Twitter Weather Radar – Test Data for Language Analytics
3 min read
Today we’d like to share with you some fun charts that have come out of our internal linguistics research efforts. Specifically, studying weather events by analyzing social media traffic from Twitter.
We do not specialize in social media and most of our data analytics work focuses on the internal operations of leading organizations. Why then would we bother playing around with Twitter data? In short, because it’s good practice. Twitter data mimics a lot of the challenges we face when analyzing the free text streams generated by complex processes. Specifically:
- High Volume: The analysis represented here is looking at around 1 million tweets a day. In the grand scheme of things, that’s not a lot but we’re intentionally running the analysis on a small server. That forces us to write code that rapidly assess what’s relevant to the question we’re trying to answer and what’s not. In this case the raw tweets were quickly tested live on receipt with about 90% of them discarded. The remaining 10% were passed onto the analytics code.
- Messy Language: A lot of text analytics exercises I’ve seen published use books and news articles as their testing ground. That’s fine if you’re trying to write code to analyze books or news articles, but most of the world’s text is not written with such clean and polished prose. The types of text we encounter (e.g., worklogs from an IT incident management system) are full of slang, incomplete sentences and typos. Our language code needs to be good and determining the messages contained within this messy text.
- Varying Signal to Noise: The incoming stream of tweets will always contain a certain percentage of data that isn’t relevant to the item we’re studying. For example, if a band member from One Direction tweets something even tangentially related to what some code is scanning for the dataset can be suddenly overwhelmed with a lot of off-topic tweets. Real world data is similarly has a lot of unexpected noise.
In the exercise below, tweets from Twitter’s streaming API JSON stream were scanned in near real-time for their ability to 1) be pinpointed to a specific location and 2) provide potential details on local weather conditions. The vast majority of tweets passing through our code failed to meet both of these conditions. The tweets that remained were analyzed to determine the type of precipitation being discussed.
Figure 1 below shows a summary of the analysis for the afternoon of 14 December 2013. Around this time a major storm system was moving up the eastern seaboard dumping heavy rain and snow along I-95. Twitter commentary indicating locally snowy conditions is displayed in blue, while commentary indicating rainy conditions is displayed in green.
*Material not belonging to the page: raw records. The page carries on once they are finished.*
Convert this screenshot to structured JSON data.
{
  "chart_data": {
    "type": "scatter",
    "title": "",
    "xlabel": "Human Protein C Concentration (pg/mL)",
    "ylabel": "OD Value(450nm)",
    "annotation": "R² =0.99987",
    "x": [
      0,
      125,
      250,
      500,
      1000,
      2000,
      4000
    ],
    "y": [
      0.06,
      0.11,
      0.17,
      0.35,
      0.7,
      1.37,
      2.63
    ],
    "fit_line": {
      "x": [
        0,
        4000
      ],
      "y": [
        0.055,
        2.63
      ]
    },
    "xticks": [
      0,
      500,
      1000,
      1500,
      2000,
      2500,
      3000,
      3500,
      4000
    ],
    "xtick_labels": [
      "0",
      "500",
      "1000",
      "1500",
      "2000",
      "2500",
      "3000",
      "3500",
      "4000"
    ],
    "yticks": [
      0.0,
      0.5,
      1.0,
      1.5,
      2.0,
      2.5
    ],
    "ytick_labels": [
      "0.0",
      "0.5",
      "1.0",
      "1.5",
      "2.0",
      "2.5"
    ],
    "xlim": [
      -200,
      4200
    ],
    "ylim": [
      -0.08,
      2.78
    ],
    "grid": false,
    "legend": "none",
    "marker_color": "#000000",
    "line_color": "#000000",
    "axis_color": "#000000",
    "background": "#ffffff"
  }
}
The ‘rain/snow’ line that extended from New York City down towards Philadelphia and Washington DC is clearly visible. There are some anomalies (like the blue in southern CA and FL, but the snow noise is small relative to the signal coming out of the northeast).
Figure 2 below animates this data for that same evening. You’ll notice that the area around New York City transfers from blue to green in the late evening as the rain/snow line pushed in off the Atlantic. Indeed as the 11pm news came on, local network’s roving reporters were out in the cold sending back their live reports about the storm’s changeover to rain.
Earlier last week, we used the same language analysis techniques to track the system as it moved across the midwest. Figure 3 shows a snapshot of National Weather Service radar from the afternoon of 13 December 2013. The red arrows indicate the direction of the leading edge of the system, which at this point was dumping mostly snow.
Figure 4 below shows an animation of our Twitter analysis on this same afternoon. You can clearly see a volume of tweets discussing snow migrating in a northeasterly direction along with the advancing weather front. Further south, ‘green’ tweets can be seen discussing the heavy rains falling in the area.
We’ll admit it, it’s fun to play around with data like this. It’s of course not lost on us that weather radar is probably a far more accurate means of monitoring precipitation. However, analytics research like this is very valuable in further honing the skills of our data scientists for studying complex operational issues. For example, instead of weather conditions the analysis might be scanning incoming IT incident tickets to identify common themes and root causes. In respect of client confidentiality we usually can’t discuss such projects in great detail on this site, but we’ll continue to share interesting analytics snapshots from publicly available datasets.